Eu sei, faz tempo. A vida aconteceu nos últimos meses e eu ando enfrentando minhas próprias batalhas navais no retorno ao trabalho presencial.  Mas, no final das contas, essa história é meu refúgio e voltar pra ela era justamente o que eu precisava.

Escrevi um textão enorme aqui e apaguei porque acho que não é o melhor momento. O que importa é que finalmente terminar de editar esse capítulo encheu meu pulmão de ar fresco, e espero que a volta da história faça alguma coisa por vocês também.

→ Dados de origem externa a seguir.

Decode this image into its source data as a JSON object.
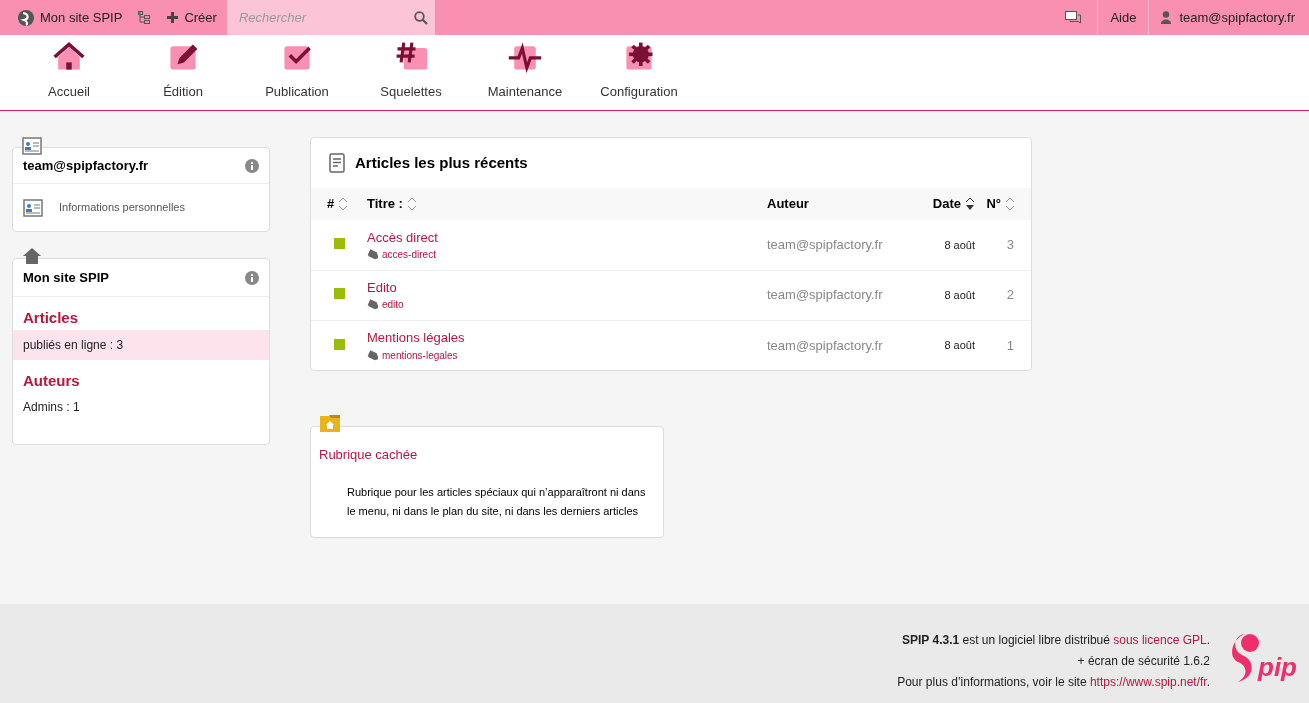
{
  "topbar": {
    "site": "Mon site SPIP",
    "create": "Créer",
    "search": {
      "placeholder": "Rechercher"
    },
    "help": "Aide",
    "user": "team@spipfactory.fr"
  },
  "menu": [
    {
      "label": "Accueil",
      "kind": "home"
    },
    {
      "label": "Édition",
      "kind": "edit"
    },
    {
      "label": "Publication",
      "kind": "publish"
    },
    {
      "label": "Squelettes",
      "kind": "hash"
    },
    {
      "label": "Maintenance",
      "kind": "pulse"
    },
    {
      "label": "Configuration",
      "kind": "gear"
    }
  ],
  "profile_box": {
    "title": "team@spipfactory.fr",
    "link": "Informations personnelles"
  },
  "site_box": {
    "title": "Mon site SPIP",
    "sections": [
      {
        "heading": "Articles",
        "line": "publiés en ligne : 3",
        "highlighted": true
      },
      {
        "heading": "Auteurs",
        "line": "Admins : 1",
        "highlighted": false
      }
    ]
  },
  "articles": {
    "title": "Articles les plus récents",
    "columns": [
      {
        "label": "#",
        "kind": "sortable"
      },
      {
        "label": "Titre :",
        "kind": "sortable"
      },
      {
        "label": "Auteur",
        "kind": "plain"
      },
      {
        "label": "Date",
        "kind": "sorted"
      },
      {
        "label": "N°",
        "kind": "sortable"
      }
    ],
    "rows": [
      {
        "color": "#9cbc0a",
        "title": "Accès direct",
        "slug": "acces-direct",
        "author": "team@spipfactory.fr",
        "date": "8 août",
        "number": "3"
      },
      {
        "color": "#9cbc0a",
        "title": "Edito",
        "slug": "edito",
        "author": "team@spipfactory.fr",
        "date": "8 août",
        "number": "2"
      },
      {
        "color": "#9cbc0a",
        "title": "Mentions légales",
        "slug": "mentions-legales",
        "author": "team@spipfactory.fr",
        "date": "8 août",
        "number": "1"
      }
    ]
  },
  "rubrique": {
    "title": "Rubrique cachée",
    "description": "Rubrique pour les articles spéciaux qui n’apparaîtront ni dans le menu, ni dans le plan du site, ni dans les derniers articles"
  },
  "footer": {
    "line1": {
      "text": "**SPIP 4.3.1** est un logiciel libre distribué ",
      "link": "sous licence GPL",
      "tail": "."
    },
    "line2": "+ écran de sécurité 1.6.2",
    "line3": {
      "text": "Pour plus d’informations, voir le site ",
      "link": "https://www.spip.net/fr",
      "tail": "."
    },
    "logo_text": "pip"
  }
}
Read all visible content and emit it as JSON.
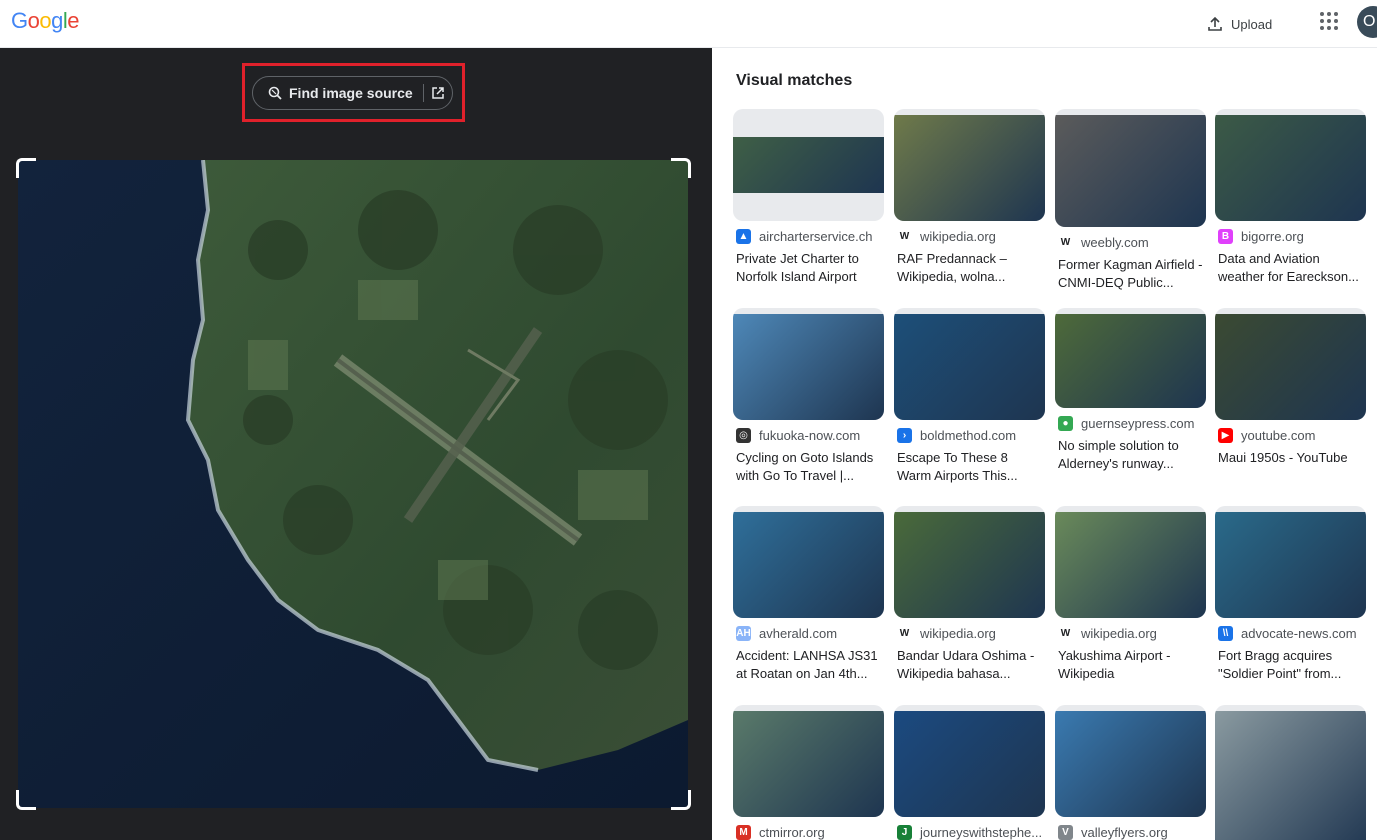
{
  "header": {
    "logo_letters": [
      {
        "ch": "G",
        "color": "#4285f4"
      },
      {
        "ch": "o",
        "color": "#ea4335"
      },
      {
        "ch": "o",
        "color": "#fbbc05"
      },
      {
        "ch": "g",
        "color": "#4285f4"
      },
      {
        "ch": "l",
        "color": "#34a853"
      },
      {
        "ch": "e",
        "color": "#ea4335"
      }
    ],
    "upload_label": "Upload",
    "apps_icon": "apps-grid-icon",
    "avatar_initial": "O"
  },
  "lens": {
    "find_source_label": "Find image source",
    "lens_icon": "lens-search-icon",
    "open_icon": "open-in-new-icon"
  },
  "results": {
    "title": "Visual matches",
    "cards": [
      {
        "site": "aircharterservice.ch",
        "title": "Private Jet Charter to Norfolk Island Airport",
        "fav_color": "#1a73e8",
        "fav_text": "▲"
      },
      {
        "site": "wikipedia.org",
        "title": "RAF Predannack – Wikipedia, wolna...",
        "fav_color": "#ffffff",
        "fav_text": "W"
      },
      {
        "site": "weebly.com",
        "title": "Former Kagman Airfield - CNMI-DEQ Public...",
        "fav_color": "#ffffff",
        "fav_text": "W"
      },
      {
        "site": "bigorre.org",
        "title": "Data and Aviation weather for Eareckson...",
        "fav_color": "#e040fb",
        "fav_text": "B"
      },
      {
        "site": "fukuoka-now.com",
        "title": "Cycling on Goto Islands with Go To Travel |...",
        "fav_color": "#333333",
        "fav_text": "◎"
      },
      {
        "site": "boldmethod.com",
        "title": "Escape To These 8 Warm Airports This...",
        "fav_color": "#1a73e8",
        "fav_text": "›"
      },
      {
        "site": "guernseypress.com",
        "title": "No simple solution to Alderney's runway...",
        "fav_color": "#34a853",
        "fav_text": "●"
      },
      {
        "site": "youtube.com",
        "title": "Maui 1950s - YouTube",
        "fav_color": "#ff0000",
        "fav_text": "▶"
      },
      {
        "site": "avherald.com",
        "title": "Accident: LANHSA JS31 at Roatan on Jan 4th...",
        "fav_color": "#8ab4f8",
        "fav_text": "AH"
      },
      {
        "site": "wikipedia.org",
        "title": "Bandar Udara Oshima - Wikipedia bahasa...",
        "fav_color": "#ffffff",
        "fav_text": "W"
      },
      {
        "site": "wikipedia.org",
        "title": "Yakushima Airport - Wikipedia",
        "fav_color": "#ffffff",
        "fav_text": "W"
      },
      {
        "site": "advocate-news.com",
        "title": "Fort Bragg acquires \"Soldier Point\" from...",
        "fav_color": "#1a73e8",
        "fav_text": "\\\\"
      },
      {
        "site": "ctmirror.org",
        "title": "",
        "fav_color": "#d93025",
        "fav_text": "M"
      },
      {
        "site": "journeyswithstephe...",
        "title": "",
        "fav_color": "#188038",
        "fav_text": "J"
      },
      {
        "site": "valleyflyers.org",
        "title": "",
        "fav_color": "#80868b",
        "fav_text": "V"
      },
      {
        "site": "",
        "title": "",
        "fav_color": "#ffffff",
        "fav_text": ""
      }
    ]
  }
}
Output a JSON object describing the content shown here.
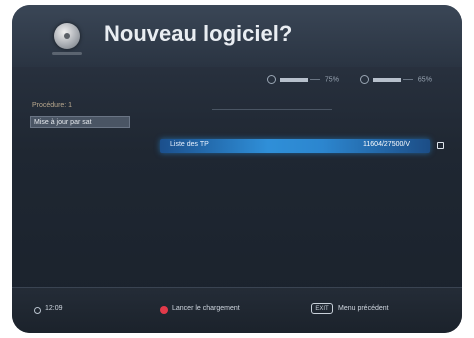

E antes tarde do que nunca, nossa tripulação favorita e Ladrão estão de volta. Não falta muito pro final...

Mas por enquanto, fiquem com mais um capítulo dessa aventura!

Atenção, não esqueça de vestir seu colete salva-digitação!

Nos capítulos anteriores...

 Como faz bastante tempo, vamos resumir do início!

 Delfim Lucas é o capitão do navio pirata Balaena que vinha lutando contra as ideias de dominação de Nero. Ferido e buscando aliado para manter os Mares Esquecidos livres de um rei, ele cruza caminhos com Anabela Argo, uma cientista de família nobre num reino distante que está viajando o mundo em busca de recuperar o que perdeu após a morte do irmão. Pela coincidência do destino, seu irmão foi assassinado por Nero. Entre sequestros e negociações arriscadas enquanto cruzam os Mares Esquecidos, os dois percebem que vale mais a pena serem aliados contra o inimigo em comum.

 Na Ilha de Porto Baleeiro, enquanto conduzem reparos no navio e constroem as bombas que vão usar como arma secreta, se torna impossível ignorar o comportamento de Hermes, o imediado do Balaena. Delfim e Anabela o seguem e descobrem que ele está tentando passar uma mensagem para Nero através do misterioso grupo dos Quatro Sem Nome.

 Os Quatro Sem Nome fazem uma proposta misteriosa para Anabela, a tratando como se fosse a Duquesa de Cedro. Cada vez mais consciente de que a vida vai levá-los por caminhos diferentes, Delfim vai sozinho impedir que Hermes se encontre com Nero enquanto a mulher Sem Nome leva Anabela em segurança para o navio.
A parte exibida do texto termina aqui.